My grandfather was probably the smartest person I have ever known. His brain was always working on something. He was in his 70s when the Rubik’s Cube craze hit, and he worked on it for hours in his home office until he solved it. In 1987, he published a commentary on the book of Revelation. This book of the Bible tends to make Church-of-Christ people nervous, so this was a daring and admirable task for him to take on. The Church of Christ upholds an extremely literal view of scripture, and it’s difficult to do that with a book of prophecy that deals with a seven-headed beast emerging from the sea (13:1), and a dragon with an appetite for newborn babies (12:4) Not to mention all those pesky references to musical instruments in heaven. With God handing out harps (15:2) and angels playing trumpets (8:6), it’s hard to back up what the Church of Christ sees as a scripture-based ban on musical instruments in worship. So the last book of the Bible is often ignored, or at least approached by Church-of-Christ folks with the caution one would use in the presence of a rabid pit bull. But my grandfather tackled this project with vigor, hiding away in his home office during his retirement years as he studied and wrote about this mysterious book of the Bible. The result was a 111-page book that was published by the Church-of-Christ-owned Star Bible Publications publishing company. The book breaks Revelation down, chapter by chapter, in a style of prose that has never succeeded in holding my attention. Regardless, I still got a kick out of browsing through Church-of-Christ resource catalogs and seeing the book with “by W.J. Hamby” across the cover.

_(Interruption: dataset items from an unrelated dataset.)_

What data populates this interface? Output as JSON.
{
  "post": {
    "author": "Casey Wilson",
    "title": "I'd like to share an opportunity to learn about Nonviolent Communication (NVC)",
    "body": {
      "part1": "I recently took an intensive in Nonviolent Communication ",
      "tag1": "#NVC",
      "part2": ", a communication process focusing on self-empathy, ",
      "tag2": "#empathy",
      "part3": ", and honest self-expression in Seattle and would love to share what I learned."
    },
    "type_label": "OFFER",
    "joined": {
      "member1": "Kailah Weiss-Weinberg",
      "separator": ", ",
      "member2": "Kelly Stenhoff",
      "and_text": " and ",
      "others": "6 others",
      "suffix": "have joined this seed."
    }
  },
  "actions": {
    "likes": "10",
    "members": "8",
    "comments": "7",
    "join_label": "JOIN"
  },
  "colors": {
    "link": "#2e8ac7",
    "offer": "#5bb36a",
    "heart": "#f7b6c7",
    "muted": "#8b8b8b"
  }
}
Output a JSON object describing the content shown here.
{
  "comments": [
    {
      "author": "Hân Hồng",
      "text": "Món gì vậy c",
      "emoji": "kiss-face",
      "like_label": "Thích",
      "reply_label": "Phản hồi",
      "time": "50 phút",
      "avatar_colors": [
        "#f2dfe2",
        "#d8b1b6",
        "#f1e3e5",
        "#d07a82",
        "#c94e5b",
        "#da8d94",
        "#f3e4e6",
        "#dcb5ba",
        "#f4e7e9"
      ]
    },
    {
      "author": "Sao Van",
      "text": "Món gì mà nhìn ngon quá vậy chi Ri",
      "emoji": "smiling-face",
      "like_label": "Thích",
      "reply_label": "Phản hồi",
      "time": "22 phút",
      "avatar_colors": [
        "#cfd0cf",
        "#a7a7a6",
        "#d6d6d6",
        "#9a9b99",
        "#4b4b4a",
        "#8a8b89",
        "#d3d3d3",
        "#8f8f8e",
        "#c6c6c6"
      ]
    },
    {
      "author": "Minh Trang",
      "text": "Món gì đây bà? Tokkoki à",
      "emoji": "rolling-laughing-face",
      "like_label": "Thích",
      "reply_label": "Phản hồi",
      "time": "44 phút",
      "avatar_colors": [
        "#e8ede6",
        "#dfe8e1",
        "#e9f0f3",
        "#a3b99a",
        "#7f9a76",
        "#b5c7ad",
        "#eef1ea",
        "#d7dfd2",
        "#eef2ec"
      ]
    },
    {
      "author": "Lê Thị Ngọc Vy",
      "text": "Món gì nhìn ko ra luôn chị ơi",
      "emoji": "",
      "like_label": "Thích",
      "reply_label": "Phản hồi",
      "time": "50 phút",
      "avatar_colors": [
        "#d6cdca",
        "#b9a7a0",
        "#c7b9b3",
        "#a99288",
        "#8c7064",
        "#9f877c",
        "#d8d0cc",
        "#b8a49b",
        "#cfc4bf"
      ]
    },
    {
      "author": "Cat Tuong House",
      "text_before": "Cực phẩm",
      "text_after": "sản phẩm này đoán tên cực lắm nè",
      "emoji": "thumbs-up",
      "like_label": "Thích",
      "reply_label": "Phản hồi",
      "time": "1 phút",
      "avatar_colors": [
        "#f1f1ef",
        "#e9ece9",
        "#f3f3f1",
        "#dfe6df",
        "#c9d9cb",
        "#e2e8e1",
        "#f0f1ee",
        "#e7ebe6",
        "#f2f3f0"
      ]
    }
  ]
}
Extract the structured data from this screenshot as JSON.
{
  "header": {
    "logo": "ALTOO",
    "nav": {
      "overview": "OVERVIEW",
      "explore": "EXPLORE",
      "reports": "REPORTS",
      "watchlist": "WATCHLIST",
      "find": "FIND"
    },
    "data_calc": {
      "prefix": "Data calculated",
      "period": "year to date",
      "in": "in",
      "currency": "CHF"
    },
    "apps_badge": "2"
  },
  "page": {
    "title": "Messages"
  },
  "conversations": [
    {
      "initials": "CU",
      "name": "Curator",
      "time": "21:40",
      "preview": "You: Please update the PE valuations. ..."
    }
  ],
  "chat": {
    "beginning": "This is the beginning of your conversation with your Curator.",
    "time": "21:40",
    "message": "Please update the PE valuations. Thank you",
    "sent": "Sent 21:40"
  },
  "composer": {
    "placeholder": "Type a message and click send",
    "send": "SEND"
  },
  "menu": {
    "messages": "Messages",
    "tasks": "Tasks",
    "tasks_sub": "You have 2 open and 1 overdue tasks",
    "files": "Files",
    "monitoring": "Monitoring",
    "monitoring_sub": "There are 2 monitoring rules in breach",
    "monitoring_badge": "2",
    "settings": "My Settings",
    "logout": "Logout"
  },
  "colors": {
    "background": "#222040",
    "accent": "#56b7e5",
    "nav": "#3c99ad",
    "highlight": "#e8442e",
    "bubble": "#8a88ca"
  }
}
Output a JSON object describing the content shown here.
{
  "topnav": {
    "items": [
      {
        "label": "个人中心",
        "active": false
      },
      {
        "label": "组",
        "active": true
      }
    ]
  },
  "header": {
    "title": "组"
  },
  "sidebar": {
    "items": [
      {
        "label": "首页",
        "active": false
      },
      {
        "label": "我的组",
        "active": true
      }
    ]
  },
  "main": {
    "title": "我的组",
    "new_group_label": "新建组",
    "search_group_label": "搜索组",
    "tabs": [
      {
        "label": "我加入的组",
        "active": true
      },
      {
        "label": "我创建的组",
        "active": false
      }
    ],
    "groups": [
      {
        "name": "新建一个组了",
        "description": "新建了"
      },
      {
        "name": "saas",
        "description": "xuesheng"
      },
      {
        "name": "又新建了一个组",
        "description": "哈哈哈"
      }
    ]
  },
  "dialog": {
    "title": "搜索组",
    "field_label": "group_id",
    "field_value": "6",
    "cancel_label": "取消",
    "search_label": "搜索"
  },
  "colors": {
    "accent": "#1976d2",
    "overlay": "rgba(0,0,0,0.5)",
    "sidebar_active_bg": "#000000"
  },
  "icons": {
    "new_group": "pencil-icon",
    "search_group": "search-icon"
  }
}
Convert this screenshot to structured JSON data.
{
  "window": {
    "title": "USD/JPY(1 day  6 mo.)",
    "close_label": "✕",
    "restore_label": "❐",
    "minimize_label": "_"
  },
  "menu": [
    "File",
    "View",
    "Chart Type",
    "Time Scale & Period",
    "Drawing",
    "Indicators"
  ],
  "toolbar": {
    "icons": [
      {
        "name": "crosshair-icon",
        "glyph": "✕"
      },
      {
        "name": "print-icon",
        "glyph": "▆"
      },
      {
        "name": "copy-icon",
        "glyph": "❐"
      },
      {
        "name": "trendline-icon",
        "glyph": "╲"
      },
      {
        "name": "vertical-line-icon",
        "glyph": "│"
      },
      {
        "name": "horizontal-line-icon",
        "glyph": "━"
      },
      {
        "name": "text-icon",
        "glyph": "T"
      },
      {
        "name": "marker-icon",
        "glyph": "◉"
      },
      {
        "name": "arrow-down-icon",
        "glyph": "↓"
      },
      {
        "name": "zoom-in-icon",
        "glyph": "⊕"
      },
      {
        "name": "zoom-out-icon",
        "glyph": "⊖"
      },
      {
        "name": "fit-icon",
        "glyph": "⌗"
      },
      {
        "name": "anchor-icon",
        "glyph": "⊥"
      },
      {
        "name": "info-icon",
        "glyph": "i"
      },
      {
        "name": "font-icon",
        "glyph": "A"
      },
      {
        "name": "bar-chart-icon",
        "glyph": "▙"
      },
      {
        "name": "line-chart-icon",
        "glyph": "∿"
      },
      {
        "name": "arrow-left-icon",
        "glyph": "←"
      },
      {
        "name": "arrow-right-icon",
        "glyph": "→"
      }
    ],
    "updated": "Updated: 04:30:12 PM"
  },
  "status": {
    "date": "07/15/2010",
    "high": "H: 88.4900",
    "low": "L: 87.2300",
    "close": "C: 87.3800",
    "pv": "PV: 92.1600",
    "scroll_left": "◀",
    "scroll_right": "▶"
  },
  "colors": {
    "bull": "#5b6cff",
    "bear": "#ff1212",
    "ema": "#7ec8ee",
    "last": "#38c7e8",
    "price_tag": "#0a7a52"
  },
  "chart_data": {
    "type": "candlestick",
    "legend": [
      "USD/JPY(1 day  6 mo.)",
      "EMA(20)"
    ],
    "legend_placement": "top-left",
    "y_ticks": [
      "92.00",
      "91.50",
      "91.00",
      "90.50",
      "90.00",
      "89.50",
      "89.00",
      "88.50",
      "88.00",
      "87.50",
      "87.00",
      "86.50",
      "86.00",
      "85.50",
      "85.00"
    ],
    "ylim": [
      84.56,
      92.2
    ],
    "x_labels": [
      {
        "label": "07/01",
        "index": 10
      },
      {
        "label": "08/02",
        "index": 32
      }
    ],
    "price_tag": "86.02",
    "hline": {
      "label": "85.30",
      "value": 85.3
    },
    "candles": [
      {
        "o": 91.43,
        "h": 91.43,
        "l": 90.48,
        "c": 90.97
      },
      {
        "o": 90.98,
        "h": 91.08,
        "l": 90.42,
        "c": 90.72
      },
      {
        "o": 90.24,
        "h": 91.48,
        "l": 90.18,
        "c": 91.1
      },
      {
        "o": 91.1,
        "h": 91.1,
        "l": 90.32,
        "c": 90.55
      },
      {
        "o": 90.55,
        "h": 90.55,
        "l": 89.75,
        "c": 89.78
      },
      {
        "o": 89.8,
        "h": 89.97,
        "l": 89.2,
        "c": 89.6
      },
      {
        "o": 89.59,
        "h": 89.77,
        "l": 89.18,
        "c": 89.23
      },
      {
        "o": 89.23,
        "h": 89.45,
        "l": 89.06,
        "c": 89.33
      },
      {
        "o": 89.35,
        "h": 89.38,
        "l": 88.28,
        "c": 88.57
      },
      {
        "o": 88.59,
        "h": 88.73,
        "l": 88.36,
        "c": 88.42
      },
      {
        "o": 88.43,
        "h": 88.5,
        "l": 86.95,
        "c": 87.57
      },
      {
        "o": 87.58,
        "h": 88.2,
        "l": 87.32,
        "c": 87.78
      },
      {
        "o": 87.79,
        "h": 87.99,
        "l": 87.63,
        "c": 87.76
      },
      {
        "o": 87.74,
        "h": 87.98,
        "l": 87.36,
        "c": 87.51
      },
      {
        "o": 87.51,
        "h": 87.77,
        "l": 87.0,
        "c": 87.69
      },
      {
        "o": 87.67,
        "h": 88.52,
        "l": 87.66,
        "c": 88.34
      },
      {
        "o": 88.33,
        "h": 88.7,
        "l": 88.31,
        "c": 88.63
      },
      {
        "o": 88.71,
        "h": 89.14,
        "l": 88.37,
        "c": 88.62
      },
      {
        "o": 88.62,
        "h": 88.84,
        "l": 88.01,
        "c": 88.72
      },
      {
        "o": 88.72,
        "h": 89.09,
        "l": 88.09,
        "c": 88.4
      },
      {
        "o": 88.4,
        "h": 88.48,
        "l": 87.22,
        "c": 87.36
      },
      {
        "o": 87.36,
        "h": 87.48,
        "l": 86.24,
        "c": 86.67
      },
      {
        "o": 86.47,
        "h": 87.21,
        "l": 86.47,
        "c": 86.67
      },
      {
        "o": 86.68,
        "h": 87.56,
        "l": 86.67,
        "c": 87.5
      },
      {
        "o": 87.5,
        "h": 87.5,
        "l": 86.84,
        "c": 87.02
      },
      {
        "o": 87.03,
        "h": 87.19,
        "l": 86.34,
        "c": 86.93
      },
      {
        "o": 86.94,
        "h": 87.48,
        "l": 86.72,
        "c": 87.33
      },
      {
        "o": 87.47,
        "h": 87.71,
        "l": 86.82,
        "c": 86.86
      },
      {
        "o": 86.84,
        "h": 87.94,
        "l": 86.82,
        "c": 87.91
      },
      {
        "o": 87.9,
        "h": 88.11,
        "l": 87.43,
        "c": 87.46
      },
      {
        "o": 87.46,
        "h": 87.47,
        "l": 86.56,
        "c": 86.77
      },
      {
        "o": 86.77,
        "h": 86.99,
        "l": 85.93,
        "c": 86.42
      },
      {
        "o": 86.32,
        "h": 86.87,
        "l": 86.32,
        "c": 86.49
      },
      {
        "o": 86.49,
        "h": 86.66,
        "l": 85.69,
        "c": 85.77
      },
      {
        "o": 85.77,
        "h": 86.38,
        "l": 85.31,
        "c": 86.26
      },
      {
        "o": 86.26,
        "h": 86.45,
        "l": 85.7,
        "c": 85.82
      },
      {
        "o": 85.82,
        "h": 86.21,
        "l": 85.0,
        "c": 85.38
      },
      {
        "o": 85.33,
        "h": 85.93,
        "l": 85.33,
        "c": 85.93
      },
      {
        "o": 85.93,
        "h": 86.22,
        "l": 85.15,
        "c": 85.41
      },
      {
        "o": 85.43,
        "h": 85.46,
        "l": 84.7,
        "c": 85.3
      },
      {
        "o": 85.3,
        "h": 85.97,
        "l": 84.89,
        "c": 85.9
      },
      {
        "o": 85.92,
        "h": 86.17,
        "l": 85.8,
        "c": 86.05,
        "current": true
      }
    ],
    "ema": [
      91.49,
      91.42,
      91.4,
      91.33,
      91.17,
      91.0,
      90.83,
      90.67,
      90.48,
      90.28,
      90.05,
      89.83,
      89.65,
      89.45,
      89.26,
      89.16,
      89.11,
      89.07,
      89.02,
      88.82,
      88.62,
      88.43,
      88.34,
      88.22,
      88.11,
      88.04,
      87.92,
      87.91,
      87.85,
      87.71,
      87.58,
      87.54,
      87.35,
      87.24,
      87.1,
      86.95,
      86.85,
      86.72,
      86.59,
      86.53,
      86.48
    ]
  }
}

“Brother Hamby,” with his voice that boomed God’s word through the pulpit microphone, was how church members knew my grandfather. To me, he was “Peepaw.” We spent hours in his office assembling the jigsaw puzzles he loved, and when something funny was said at the dinner table, his deep, stern voice gave way to a high-pitched giggle. When I was young, I sat in Peepaw’s lap as he read to me. Once, he stopped reading to listen to something on TV, and, trying to regain his attention, I took the book and hit him across the face with it—launching his glasses across the room. If my parents had witnessed this, I would have been in the biggest trouble of my life. But Peepaw, after recovering from the shock and reclaiming his glasses, thought it was funny. He retold that story for years, punctuating it with his high-pitched chuckle.

In my copy of The Book of Revelation, Peepaw wrote, “To Deana:” and then pasted this typewritten poem by Charles Kingsley, the English priest, historian, and writer:

Be good, sweet maid, and let who will be clever;
Do noble things, not dream them, all day long;
And so make life, death and that vast forever
One Grand Sweet Song.
Then, in his own handwriting:
From “Peepaw”
W.J. Hamby

Peepaw was 79, and I was 15. Over the next 18 months, a resurgence of cancer gradually robbed him of his health and strength. I would visit my grandparents’ house in the evenings, and help Peepaw walk to the bed when he grew tired. One night, he said, “I’m probably going to die soon, and I’m ready.” And that’s what he did two weeks later. Hundreds of people came to his funeral, and someone said the only man who had been a better preacher than my Peepaw was the Apostle Paul himself. That made me proud.